Kerentanan Anak Muda Terpapar Radikalisme

Oleh :
Wahyu Kuncoro SN
Ketua Bidang Media dan Humas Forum Koordinasai Pencegahan Terorisme (FKPT) Provinsi Jawa Timur 

Radikal dan radikalisme, dua istilah yang sering disebut ketika orang membincangkan soal terorisme. Orang kadang dengan sembrono menganggap radikal identik dengan terorisme. Sehingga muncullah pemahaman bahwa bersikap dan berpikir radikal itu selalu berkaitan dengan terorisme. Menurut Kamus Besar Bahasa Indonesia (KBBI) Radikal berarti, mendasar (sampai ke akar), (dalam konteks politik) amat keras menuntut perubahan (undang-undang, pemerintahan), maju dalam berpikir dan bertindak. Istilah radikal berasal dari bahasa Latin “radix, radicis”. Menurut The Concise Oxford Dictionary (1987), berarti akar, sumber, atau asal mula.
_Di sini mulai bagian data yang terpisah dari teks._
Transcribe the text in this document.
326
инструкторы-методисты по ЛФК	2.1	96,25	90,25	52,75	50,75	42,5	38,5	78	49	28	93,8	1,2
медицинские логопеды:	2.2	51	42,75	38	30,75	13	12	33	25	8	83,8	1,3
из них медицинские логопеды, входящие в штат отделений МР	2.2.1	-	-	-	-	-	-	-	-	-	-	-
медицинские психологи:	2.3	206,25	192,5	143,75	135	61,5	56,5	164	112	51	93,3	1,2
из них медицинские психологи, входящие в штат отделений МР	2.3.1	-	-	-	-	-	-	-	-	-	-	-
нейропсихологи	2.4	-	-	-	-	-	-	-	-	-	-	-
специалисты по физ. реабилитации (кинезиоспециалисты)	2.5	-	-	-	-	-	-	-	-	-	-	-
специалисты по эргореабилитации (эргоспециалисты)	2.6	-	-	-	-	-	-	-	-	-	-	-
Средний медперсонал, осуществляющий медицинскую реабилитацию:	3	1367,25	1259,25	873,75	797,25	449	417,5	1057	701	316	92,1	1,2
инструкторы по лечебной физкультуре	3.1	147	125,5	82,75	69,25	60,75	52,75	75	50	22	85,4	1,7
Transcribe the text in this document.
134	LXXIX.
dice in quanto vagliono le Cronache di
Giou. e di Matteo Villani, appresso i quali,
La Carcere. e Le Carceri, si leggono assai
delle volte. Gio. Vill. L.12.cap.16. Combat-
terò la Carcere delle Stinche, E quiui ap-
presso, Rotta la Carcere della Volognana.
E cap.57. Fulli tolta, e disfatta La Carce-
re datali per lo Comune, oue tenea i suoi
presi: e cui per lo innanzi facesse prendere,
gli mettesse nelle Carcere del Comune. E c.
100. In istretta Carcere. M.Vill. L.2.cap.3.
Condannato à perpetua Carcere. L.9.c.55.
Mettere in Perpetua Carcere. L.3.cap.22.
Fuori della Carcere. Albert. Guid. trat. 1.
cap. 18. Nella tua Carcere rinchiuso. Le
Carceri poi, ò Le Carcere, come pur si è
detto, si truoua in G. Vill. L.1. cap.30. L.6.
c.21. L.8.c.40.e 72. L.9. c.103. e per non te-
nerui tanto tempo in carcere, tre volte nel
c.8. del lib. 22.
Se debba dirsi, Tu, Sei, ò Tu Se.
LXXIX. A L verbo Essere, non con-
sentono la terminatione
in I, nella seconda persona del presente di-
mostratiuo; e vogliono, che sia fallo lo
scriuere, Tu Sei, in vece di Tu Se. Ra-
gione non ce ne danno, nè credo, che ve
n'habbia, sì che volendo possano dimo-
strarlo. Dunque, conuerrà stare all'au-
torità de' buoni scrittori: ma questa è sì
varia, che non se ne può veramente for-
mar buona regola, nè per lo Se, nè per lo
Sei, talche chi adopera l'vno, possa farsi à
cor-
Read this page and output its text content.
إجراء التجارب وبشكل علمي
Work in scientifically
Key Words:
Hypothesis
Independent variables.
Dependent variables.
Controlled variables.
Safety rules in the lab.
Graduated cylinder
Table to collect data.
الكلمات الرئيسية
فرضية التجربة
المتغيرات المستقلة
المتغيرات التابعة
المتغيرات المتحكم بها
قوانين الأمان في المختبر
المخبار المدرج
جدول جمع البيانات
Kamus dalam Kamus Besar Bahasa Indonesia (1990), radikal diartikan sebagai “secara menyeluruh”, “habis-habisan”, “amat keras menuntut perubahan”, dan “maju dalam berpikir atau bertindak”. Dalam pengertian lebih luas, radikal mengacu pada hal-hal mendasar, pokok, dan esensial. Berdasarkan konotasinya yang luas, kata itu mendapatkan makna teknis dalam berbagai ranah ilmu, politik, ilmu sosial, bahkan dalam ilmu kimia dikenal istilah radikal bebas. Sementara, radikalisme didefinisikan sebagai faham atau aliran yang menginginkan perubahan atau pembaharuan sosial dan politik dengan cara kekerasan atau drastis. Kemudian, Ensiklopedi online Wikipedia, membuat definisi yang lebih spesifik bahwa radikalisme adalah suatu paham yang dibuat-buat oleh sekelompok orang yang menginginkan perubahan atau pembaharuan sosial dan politik secara drastis dengan menggunakan cara-cara kekerasan. Dari sisi bahasa, istilah radikal sebenarnya netral, bisa positif bisa negatif.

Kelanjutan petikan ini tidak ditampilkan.